Significant proportion of patients at the end of life accessing out-of-hours primary care service

Out-of-hours GPs see almost one-third of people who die in Oxfordshire, according to a new study published in the journal BMJ Open

A study published in the journal BMJ Open – What proportion of patients at the end of life contact out-of-hours primary care? A data linkage study in Oxfordshire – is the first study in the UK to look at the extent to which out-of-hours (OOH) GP services play a role in end-of-life care.

The team of researchers; a collaboration between Oxford University, Birmingham University and Oxford Health NHS foundation trust, found that almost one-third of all people who die in Oxfordshire contact out-of-hours care in the 30 days leading up to their death.

Study lead Dr Gail Hayward, an Oxford-based GP and academic clinical lecturer in Oxford University’s Nuffield Department of Primary Care Health Sciences, said: “Many patients with a terminal illness wish to die at home rather than in hospital. It is important that our patients receive the best possible access to care at the end of their life, regardless of the time of day or night they make the call for support. This study demonstrates the important role Oxfordshire’s OOH GP services play in end-of-life care.

“Given that this service is offering support to such a significant proportion of patients at the end of life, additional resources for this work, together with improved communication between in hours and OOH GPs, could help ensure that people at the end of life receive care in their preferred setting.”

The researchers examined anonymised patient medical records during a 12-month period in 2014/15, to understand how Oxfordshire’s Out-Of-Hours Service provided end of life care. The researchers were also interested in whether there were any differences in care for patients documented as being at the end of life, which comprised just over a third of the total (36%) compared with those that were not documented as such but were within 30 days of death.

The study found that patients documented as needing palliative care were seen more frequently, were more likely to be assessed at home and less likely to be admitted to hospital or managed through telephone contact. Most palliative care patients died from cancer (70%), while only 30% of patients not documented as palliative died from the illness.

Commenting on this discrepancy, Dr Hayward said: “There will, of course, be patients for whom an acute life-threatening syndrome led to an out-of-hours contact, and clinicians may also recognise patients to be at the end of life but record alternative clinical problems in the medical notes.

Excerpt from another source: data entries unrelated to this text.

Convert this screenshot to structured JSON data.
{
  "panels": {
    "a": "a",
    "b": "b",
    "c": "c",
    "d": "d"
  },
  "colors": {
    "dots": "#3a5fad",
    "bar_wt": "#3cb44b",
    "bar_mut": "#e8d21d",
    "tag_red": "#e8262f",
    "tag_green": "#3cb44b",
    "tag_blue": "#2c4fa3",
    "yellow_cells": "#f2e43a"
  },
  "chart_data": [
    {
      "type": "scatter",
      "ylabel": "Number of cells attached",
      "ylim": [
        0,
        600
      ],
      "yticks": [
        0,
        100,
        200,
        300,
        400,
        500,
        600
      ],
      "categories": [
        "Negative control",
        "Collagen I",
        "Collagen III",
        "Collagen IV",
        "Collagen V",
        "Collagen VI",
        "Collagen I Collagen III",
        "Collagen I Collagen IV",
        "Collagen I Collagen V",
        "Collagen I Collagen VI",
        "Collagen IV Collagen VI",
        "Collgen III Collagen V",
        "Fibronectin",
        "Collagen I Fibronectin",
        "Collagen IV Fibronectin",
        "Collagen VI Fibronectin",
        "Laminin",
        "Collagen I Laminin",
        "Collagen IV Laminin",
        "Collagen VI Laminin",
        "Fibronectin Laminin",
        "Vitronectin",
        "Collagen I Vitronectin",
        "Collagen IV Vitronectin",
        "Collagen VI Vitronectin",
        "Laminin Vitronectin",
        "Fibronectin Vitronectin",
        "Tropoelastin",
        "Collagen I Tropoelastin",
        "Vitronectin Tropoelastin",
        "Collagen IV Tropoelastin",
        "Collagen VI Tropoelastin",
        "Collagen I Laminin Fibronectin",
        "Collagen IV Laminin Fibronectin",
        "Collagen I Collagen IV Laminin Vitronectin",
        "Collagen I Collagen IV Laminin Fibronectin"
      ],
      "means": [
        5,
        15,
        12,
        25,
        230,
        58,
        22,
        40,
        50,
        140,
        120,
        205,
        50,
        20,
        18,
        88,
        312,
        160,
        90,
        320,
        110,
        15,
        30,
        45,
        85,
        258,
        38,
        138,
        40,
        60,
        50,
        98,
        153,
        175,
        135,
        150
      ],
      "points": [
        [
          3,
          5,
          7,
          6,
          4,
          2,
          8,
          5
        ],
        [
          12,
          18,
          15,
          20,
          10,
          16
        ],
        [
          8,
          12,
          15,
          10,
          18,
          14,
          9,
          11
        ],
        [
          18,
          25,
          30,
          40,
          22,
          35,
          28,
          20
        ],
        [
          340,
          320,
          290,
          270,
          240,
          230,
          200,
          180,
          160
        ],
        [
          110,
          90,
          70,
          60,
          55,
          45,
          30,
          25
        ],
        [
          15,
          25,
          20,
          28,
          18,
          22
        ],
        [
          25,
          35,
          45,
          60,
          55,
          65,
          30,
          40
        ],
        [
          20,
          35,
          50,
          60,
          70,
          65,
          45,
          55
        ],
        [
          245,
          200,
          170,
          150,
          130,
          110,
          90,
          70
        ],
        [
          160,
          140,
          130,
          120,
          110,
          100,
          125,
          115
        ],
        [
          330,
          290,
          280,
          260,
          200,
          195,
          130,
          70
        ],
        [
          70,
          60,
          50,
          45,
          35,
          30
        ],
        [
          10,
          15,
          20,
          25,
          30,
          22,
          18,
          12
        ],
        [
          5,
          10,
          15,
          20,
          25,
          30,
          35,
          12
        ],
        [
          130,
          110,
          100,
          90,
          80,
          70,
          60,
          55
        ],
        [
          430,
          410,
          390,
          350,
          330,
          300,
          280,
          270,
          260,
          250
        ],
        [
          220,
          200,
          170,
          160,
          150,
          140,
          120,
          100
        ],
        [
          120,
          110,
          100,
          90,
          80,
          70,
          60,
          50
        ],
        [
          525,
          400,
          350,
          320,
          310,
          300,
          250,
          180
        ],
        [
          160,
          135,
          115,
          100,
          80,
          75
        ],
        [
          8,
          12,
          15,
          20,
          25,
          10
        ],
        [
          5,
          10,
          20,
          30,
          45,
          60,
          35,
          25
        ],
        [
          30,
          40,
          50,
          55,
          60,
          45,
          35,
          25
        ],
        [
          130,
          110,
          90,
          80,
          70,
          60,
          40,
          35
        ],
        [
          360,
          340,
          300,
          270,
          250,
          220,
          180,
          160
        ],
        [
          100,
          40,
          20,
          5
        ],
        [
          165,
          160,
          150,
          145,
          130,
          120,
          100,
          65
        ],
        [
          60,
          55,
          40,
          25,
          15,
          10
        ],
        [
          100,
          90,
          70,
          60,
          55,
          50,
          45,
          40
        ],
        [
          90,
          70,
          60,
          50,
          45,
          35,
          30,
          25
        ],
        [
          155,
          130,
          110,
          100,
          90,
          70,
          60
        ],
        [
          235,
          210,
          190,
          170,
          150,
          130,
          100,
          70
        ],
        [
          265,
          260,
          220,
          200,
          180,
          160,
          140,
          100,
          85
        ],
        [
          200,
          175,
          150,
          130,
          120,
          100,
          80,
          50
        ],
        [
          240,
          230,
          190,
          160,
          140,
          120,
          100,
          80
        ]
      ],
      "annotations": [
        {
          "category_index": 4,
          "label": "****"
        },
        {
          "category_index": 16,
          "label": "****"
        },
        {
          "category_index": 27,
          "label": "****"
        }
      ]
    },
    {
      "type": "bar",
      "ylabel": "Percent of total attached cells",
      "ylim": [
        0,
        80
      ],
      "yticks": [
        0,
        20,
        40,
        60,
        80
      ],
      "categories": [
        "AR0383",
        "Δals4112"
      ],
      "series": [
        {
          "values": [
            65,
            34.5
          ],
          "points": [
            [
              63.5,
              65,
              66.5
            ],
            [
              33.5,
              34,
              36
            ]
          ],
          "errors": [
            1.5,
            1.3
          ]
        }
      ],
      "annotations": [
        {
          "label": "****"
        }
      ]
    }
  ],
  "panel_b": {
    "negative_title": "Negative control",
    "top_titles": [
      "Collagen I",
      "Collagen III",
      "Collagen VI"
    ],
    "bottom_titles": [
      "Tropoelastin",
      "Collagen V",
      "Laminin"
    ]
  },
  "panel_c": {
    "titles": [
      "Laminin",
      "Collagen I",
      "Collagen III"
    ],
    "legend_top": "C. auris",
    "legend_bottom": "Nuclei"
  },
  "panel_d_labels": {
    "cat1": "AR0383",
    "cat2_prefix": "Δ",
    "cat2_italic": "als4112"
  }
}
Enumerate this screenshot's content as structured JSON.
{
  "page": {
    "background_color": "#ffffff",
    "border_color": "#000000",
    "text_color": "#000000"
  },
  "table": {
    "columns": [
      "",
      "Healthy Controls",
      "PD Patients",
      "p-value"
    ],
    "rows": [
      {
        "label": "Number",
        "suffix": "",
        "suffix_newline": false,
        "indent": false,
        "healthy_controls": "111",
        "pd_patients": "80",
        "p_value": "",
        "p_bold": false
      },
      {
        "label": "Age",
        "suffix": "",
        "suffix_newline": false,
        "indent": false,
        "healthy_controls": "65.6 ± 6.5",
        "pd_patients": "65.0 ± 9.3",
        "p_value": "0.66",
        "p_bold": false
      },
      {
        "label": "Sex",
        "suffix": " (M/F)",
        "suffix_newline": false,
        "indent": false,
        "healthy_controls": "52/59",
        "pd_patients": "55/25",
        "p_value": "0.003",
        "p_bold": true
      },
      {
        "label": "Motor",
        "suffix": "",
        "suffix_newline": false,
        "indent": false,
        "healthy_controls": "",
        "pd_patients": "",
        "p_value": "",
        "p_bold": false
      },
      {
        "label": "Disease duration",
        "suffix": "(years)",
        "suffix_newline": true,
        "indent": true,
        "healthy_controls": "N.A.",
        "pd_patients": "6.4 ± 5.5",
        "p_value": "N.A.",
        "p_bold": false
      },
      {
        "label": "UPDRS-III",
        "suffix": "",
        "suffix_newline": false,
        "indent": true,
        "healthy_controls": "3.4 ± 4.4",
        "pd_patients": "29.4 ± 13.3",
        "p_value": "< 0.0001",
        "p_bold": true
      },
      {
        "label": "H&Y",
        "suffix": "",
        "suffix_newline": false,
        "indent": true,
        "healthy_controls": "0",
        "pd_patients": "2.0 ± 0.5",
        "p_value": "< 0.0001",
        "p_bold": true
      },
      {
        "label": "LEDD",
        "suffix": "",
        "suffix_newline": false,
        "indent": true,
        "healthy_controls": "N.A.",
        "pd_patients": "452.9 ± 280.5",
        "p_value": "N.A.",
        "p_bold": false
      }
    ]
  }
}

Further research is needed to understand whether improving recognition of the end of life in older people with frailty might alter shared decisions with patients and carers about hospital admission compared with care at home.

Across Oxfordshire, the Out-Of-Hours Service provides urgent medical care from 6:30pm to 8:00am during the week, with 24-hour cover provided at weekends and bank holidays. In 2017/18, 110,000 patients made 145,000 contacts with the service.

Read the full study on the BMJ Open website

University of Oxford, Medical Sciences Division
Oxford University’s Medical Sciences Division is one of the largest biomedical research centres in Europe, with over 2,500 people involved in research and more than 2,800 students. The University is rated the best in the world for medicine and life sciences, and it is home to the UK’s top-ranked medical school. It has one of the largest clinical trial portfolios in the UK and great expertise in taking discoveries from the lab into the clinic. Partnerships with the local NHS Trusts enable patients to benefit from close links between medical research and healthcare delivery.

Within the division, the Nuffield Department of Primary Care Health Sciences undertakes internationally acclaimed teaching and research to support GPs to deliver better care in the community. We cover the broad range of issues that you might expect to consult your GP about including cardiovascular and metabolic disease, infectious diseases and childhood illness, diet, smoking and alcohol-related issues, and cancer. We also focus on understanding and improving patient experience, developing digital health interventions and studies of health policy and systems.

Oxford Health NHS Foundation Trust

Oxford Health NHS Foundation Trust (OHFT) provides physical, mental health and social care for people of all ages across Oxfordshire, Buckinghamshire, Swindon, Wiltshire, Bath and North East Somerset. Our services are delivered at community bases, hospitals, clinics and people’s homes. We focus on delivering care as close to home as possible.

As a leading teaching, training and research trust, we have close links to Oxford and Oxford Brookes, Buckinghamshire, Reading and Bath universities. We are part of the Oxford Academic Health Science Centre, working closely with our university colleagues to translate their findings into clinical care as quickly as possible, enabling people using our services to benefit from the latest advances in healthcare. We host the NIHR Oxford Health Biomedical Research Centre with Oxford University, and aim to bring the best science to the complex problems of mental disorders and dementia. We also host the Collaboration for Leadership in Applied Health Research and Care (CLAHRC) Oxford; a partnership between universities, healthcare commissioners and providers, charities and industry targeting health and social care problems in Oxfordshire and the Thames Valley.